Article states she was Type 1. 1295 BG & a previous DKA episode in 2001 where the parents were warned to keep an eye on Nanette’s condition.

From MNBC:

"Prosecutor Burke Strunsky told jurors during the trial that Nanette spent the last four days of her life starving and in a mental fog, wearing a wet diaper, because her parents didn’t call paramedics. They finally called 911 after she stopped breathing.

“This was a case of severe neglect in which a girl died a slow and painful death within arms reach of her parents,” Strunsky said.

Defense attorneys argued that the girl’s parents had tried their best to care for their daughter and thought she had the flu.
(Gee, you’d think even a flu this severe would warrant medical attention when they saw her eyes rolling back into her head, let alone a previous DKA experience.)

Neighbors of the Lathams told authorities that they tried to visit Nanette during the days before her death but were denied access, prosecutors said. One offered to provide the Lathams a ride to the hospital for Nanette but was turned down, according to prosecutors."

I read several other stories about this unthinkable tragedy. None mentioned Nanette being special needs or the parents being challenged. Guess that would have been the defense strategy if they were.

Total depravity regardless of education or lack of.

The article is very vague. Not too many details. The parents didn’t send their daughter to the hospital right away, but they did eventually send her. Based on what their home sounds like I would think they didn’t have health insurance, so they probably tried to avoid the doctors for a while.

The parents didn’t really kill their daughter, but they didn’t seem to try to save her either. I still think the article is very vague and we should get more information before passing judgement on this family. There has to be a reason why they waited so long, because if they wanted to kill their daughter, they would’nt have taken her to the hospital in the first place.

Although I’ve previously been chastised for my viewpoints on this website, I’ll hazard another attempt.

Most everyone is going to filter this family’s story through their unique lens, utterly aghast at how “parents” could “neglect” a child’s medical condition despite warnings from a medical doctor – and unable to comprehend how the family could live amongst such “squalor.” If you are so lucky as to not be able to understand these things, consider yourself incredibly lucky to have the mental wherewithal to know the difference between “normal” and “abnormal.”

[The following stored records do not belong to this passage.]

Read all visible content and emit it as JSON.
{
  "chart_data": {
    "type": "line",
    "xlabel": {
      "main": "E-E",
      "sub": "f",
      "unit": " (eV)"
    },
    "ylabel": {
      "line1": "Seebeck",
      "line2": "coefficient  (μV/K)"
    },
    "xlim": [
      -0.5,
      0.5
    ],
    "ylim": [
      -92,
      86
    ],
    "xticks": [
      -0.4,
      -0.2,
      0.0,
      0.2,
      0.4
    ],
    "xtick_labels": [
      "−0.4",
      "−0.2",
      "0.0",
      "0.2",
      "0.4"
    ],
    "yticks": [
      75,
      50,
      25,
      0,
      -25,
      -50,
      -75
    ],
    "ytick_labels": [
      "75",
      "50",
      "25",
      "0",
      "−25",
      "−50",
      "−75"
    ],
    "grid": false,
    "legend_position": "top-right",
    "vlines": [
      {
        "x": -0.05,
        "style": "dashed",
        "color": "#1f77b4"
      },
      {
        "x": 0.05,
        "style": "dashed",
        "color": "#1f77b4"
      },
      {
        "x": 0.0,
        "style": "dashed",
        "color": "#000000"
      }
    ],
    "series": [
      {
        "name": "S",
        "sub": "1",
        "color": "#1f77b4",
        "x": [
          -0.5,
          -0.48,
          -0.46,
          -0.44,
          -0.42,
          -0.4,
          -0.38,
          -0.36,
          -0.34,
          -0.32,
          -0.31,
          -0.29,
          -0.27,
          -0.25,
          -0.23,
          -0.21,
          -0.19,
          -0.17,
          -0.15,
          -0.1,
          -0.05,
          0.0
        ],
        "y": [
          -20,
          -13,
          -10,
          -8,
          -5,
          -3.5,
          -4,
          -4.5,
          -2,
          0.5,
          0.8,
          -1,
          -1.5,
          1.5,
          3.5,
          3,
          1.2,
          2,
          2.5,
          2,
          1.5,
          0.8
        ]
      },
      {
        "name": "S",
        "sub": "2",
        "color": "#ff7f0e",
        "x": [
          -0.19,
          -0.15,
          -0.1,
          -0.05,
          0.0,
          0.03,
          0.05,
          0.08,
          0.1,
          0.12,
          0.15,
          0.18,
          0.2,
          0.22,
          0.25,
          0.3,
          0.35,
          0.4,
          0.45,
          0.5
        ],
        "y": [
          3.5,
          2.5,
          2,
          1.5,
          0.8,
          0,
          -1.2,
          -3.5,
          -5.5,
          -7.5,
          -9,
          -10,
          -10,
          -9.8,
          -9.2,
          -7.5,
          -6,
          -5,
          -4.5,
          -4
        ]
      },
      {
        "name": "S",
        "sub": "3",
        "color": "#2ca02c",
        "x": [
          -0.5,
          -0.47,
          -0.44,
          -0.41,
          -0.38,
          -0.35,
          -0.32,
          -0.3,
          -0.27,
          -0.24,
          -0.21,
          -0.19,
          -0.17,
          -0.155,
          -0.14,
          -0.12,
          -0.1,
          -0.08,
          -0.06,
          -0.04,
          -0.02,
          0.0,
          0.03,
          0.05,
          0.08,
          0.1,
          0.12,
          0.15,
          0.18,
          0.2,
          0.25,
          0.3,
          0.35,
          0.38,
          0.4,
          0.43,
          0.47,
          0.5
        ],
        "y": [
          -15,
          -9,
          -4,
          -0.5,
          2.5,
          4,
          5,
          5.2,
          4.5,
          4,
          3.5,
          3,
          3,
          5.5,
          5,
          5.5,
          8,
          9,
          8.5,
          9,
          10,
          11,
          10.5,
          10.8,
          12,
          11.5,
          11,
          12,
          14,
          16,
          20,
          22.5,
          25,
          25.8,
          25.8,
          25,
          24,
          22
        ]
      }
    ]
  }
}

Hopefully, no one on this board knows what it’s like to live the life the subject family did. Who is to say that the parents UNDERSTOOD diabetes? Who is to say they were literate, or had easy access to healthcare (let alone medication)? Yes, the article states that the father is diabetic, but the fact that he’s alive may mean he is Type 2 which requires relatively less maintenance and medication than Type 1. Even so, if there is no understanding – no concept – of the disease or its complications, does that qualify as murderous intent? What about Social Services? Surely, the agency came across this family’s trevails more than once.

I could feel just as angry, just as shocked and dismayed as anyone else. But as one whose own grandmother lived in a similar condition as this family, knowing the struggle her children went through to get her to “clean up her act,” there simply are people who cannot be convinced that there is another way to live. I feel worst for the children because, as children, they are powerless to change their environment.

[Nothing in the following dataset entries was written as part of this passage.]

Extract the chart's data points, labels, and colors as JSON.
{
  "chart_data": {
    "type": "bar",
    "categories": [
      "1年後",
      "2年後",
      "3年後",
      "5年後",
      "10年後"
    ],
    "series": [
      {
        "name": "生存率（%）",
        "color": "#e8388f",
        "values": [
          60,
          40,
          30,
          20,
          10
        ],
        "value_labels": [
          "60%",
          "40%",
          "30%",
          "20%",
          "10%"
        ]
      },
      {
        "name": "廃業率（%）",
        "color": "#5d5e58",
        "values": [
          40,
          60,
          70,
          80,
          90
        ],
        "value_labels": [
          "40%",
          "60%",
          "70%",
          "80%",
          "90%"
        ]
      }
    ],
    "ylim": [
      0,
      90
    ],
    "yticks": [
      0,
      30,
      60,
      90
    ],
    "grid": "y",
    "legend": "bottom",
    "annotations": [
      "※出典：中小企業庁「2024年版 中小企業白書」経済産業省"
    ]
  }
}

Although I cannot be angry with the family, I can certainly be angry with anyone who might have been in a position to help but didn’t. Even so, our society is so big on the “pull yourself up by the boot straps” mentality, no wonder no one felt compelled to help.

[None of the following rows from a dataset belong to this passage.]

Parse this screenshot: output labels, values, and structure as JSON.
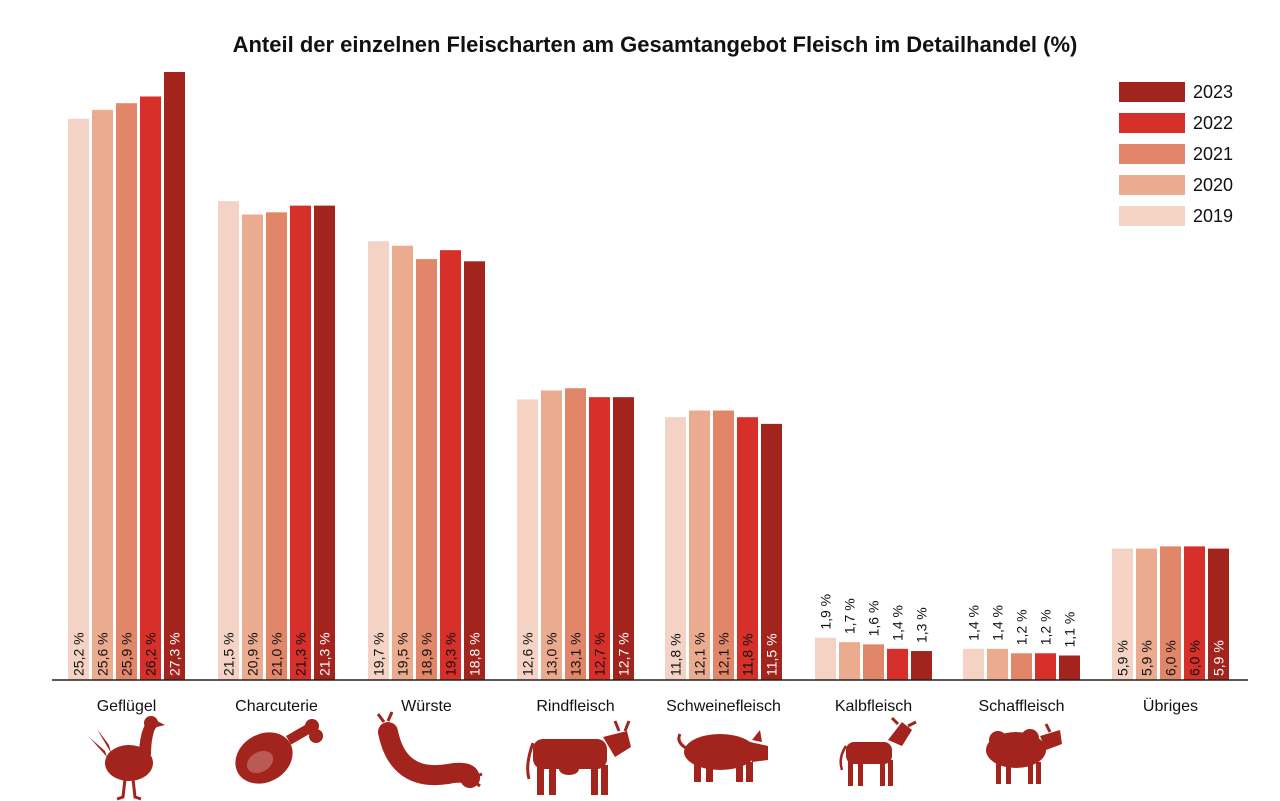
{
  "chart_data": {
    "type": "bar",
    "title": "Anteil der einzelnen Fleischarten am Gesamtangebot Fleisch im Detailhandel (%)",
    "xlabel": "",
    "ylabel": "",
    "ylim": [
      0,
      28
    ],
    "grid": false,
    "legend_position": "top-right",
    "categories": [
      "Geflügel",
      "Charcuterie",
      "Würste",
      "Rindfleisch",
      "Schweinefleisch",
      "Kalbfleisch",
      "Schaffleisch",
      "Übriges"
    ],
    "icons": [
      "chicken-icon",
      "ham-icon",
      "sausage-icon",
      "cow-icon",
      "pig-icon",
      "calf-icon",
      "sheep-icon",
      ""
    ],
    "legend_order": [
      "2023",
      "2022",
      "2021",
      "2020",
      "2019"
    ],
    "series": [
      {
        "name": "2019",
        "color": "#f4d3c4",
        "label_color": "#111111",
        "values": [
          25.2,
          21.5,
          19.7,
          12.6,
          11.8,
          1.9,
          1.4,
          5.9
        ],
        "labels": [
          "25,2 %",
          "21,5 %",
          "19,7 %",
          "12,6 %",
          "11,8 %",
          "1,9 %",
          "1,4 %",
          "5,9 %"
        ]
      },
      {
        "name": "2020",
        "color": "#eaab8e",
        "label_color": "#111111",
        "values": [
          25.6,
          20.9,
          19.5,
          13.0,
          12.1,
          1.7,
          1.4,
          5.9
        ],
        "labels": [
          "25,6 %",
          "20,9 %",
          "19,5 %",
          "13,0 %",
          "12,1 %",
          "1,7 %",
          "1,4 %",
          "5,9 %"
        ]
      },
      {
        "name": "2021",
        "color": "#e2866a",
        "label_color": "#111111",
        "values": [
          25.9,
          21.0,
          18.9,
          13.1,
          12.1,
          1.6,
          1.2,
          6.0
        ],
        "labels": [
          "25,9 %",
          "21,0 %",
          "18,9 %",
          "13,1 %",
          "12,1 %",
          "1,6 %",
          "1,2 %",
          "6,0 %"
        ]
      },
      {
        "name": "2022",
        "color": "#d7302a",
        "label_color": "#111111",
        "values": [
          26.2,
          21.3,
          19.3,
          12.7,
          11.8,
          1.4,
          1.2,
          6.0
        ],
        "labels": [
          "26,2 %",
          "21,3 %",
          "19,3 %",
          "12,7 %",
          "11,8 %",
          "1,4 %",
          "1,2 %",
          "6,0 %"
        ]
      },
      {
        "name": "2023",
        "color": "#a3231d",
        "label_color": "#ffffff",
        "values": [
          27.3,
          21.3,
          18.8,
          12.7,
          11.5,
          1.3,
          1.1,
          5.9
        ],
        "labels": [
          "27,3 %",
          "21,3 %",
          "18,8 %",
          "12,7 %",
          "11,5 %",
          "1,3 %",
          "1,1 %",
          "5,9 %"
        ]
      }
    ],
    "icon_color": "#a3231d"
  }
}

No, I don’t know all of the truths behind this story – but I don’t think anyone else here knows, either.

thanks for expressing compassion. Ms. EV. I was wondering about all of the above as well. We cannot judge others intent if we do not know the circumstances.

God Bless,
Brunetta

I am 46 years old and have been registered to vote since 18. I have only been called to jury duty ONCE and had to be waved because my daughter was a baby. How is that statistically possible, I want to know?